Typical consults may be insertion of chest tubes and lines or seeing patients who are going to be admitted from the emergency room. You may also have a surgery or two to get done on patients who come in through the ER. Traumas are covered by the trauma service which has its own hours. If there are more than one trauma, the house coverage may be assisting with traumas too.
On a good call night, you may get three to four hours of sleep. To have a good night, you should get good signout from your colleages who have covered their patients well so you are not doing things like writing sleeping pill orders. I always do a recon walk through the ward a little after nurse shift change to head off any calls for clarification of orders.
You try to get some sleep, shower and go onto the next day. In my program, you don't go home after call but leave after evening rounds on the day that you are post call. You may still have to be in the OR or in the clinic on the day that you are post call. I am surprised at how easy it was for me to get used to this schedule. I spend far more than 120 hours in the hospital counting call.
I won't kid you, you need to be in pretty good physical condition to maintain this schedule. You also need to eat well (avoid the junk) and work out when you can. I have even found plenty of time to read and study especially on call nights. I don't watch TV and I don't spend lots of time hanging out with the gang anymore. That's the essence of being a junior resident on general surgery.
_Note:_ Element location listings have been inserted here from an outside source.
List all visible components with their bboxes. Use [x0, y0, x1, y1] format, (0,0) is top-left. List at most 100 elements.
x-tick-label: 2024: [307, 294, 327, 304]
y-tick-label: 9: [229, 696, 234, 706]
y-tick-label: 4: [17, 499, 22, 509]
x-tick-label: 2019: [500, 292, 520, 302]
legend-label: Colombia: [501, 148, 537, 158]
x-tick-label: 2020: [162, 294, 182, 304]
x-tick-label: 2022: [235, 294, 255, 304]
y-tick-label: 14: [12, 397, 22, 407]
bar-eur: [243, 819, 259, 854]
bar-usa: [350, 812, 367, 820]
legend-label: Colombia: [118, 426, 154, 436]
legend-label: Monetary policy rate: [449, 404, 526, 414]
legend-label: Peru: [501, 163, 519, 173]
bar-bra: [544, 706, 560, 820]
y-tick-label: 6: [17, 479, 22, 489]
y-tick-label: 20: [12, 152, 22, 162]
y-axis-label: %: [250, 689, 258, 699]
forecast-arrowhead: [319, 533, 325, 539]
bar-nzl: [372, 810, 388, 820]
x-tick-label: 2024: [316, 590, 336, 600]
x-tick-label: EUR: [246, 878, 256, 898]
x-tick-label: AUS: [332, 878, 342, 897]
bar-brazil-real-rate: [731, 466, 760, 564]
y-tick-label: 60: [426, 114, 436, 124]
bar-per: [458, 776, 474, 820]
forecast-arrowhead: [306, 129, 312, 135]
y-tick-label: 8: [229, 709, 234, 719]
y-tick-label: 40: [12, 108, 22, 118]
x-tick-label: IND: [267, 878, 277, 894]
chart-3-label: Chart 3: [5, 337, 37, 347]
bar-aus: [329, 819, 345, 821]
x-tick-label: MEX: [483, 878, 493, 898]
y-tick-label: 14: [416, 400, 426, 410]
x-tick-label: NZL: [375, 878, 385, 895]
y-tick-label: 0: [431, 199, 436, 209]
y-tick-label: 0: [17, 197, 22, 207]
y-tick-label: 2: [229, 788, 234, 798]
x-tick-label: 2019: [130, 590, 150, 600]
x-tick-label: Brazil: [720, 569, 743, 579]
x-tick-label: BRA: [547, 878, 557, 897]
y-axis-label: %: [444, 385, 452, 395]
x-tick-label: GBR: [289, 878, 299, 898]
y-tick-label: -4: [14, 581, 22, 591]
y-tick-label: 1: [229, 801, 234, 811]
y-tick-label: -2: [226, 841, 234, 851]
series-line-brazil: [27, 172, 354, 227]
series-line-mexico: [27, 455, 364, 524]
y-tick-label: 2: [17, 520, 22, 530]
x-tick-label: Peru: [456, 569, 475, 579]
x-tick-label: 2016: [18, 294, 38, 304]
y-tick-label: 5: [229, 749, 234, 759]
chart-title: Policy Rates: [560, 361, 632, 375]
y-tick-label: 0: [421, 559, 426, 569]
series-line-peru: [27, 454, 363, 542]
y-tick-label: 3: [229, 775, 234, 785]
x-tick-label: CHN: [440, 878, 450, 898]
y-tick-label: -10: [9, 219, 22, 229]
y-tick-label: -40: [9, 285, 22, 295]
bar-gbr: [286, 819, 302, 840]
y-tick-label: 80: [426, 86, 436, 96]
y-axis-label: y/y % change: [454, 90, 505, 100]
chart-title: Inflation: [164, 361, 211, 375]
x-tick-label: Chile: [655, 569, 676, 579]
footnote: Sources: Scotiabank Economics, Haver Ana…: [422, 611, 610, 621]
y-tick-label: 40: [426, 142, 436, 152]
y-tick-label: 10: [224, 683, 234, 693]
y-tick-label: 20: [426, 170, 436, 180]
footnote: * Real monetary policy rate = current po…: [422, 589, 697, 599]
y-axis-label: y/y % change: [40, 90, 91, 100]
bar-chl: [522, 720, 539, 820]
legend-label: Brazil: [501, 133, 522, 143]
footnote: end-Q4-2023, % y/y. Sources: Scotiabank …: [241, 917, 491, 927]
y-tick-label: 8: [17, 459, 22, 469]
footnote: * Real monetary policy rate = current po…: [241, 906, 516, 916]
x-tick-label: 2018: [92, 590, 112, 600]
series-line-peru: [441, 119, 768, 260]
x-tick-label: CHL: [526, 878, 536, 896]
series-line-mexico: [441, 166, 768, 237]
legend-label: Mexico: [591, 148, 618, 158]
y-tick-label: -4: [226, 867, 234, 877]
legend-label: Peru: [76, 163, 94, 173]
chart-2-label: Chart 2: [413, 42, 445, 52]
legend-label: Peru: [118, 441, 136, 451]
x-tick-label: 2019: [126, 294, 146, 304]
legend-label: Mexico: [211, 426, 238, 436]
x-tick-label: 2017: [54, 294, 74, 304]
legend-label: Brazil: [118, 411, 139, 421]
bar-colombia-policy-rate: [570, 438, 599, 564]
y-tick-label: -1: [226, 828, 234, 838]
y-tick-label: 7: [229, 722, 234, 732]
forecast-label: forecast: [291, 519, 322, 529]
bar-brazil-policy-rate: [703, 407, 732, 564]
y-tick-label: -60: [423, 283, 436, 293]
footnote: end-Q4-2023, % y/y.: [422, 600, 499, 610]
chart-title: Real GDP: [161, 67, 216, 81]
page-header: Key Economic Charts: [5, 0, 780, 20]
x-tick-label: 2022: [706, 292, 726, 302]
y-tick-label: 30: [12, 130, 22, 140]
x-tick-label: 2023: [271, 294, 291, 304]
What will the new hours mean in terms of my schedule? Probably not too much. These new regs mean that I am responsible for reporting my hours which will cut into my reading and study time. Personally, I don't think things will change very much. I didn't enter General Surgery to be pampered; I entered this program to be trained. My training has been excellent and I have a program director who has made my life here at the hospital very nice. I am not doing scut, I am doing things that only a physician can do. My paperwork is minimal and my OR time is great!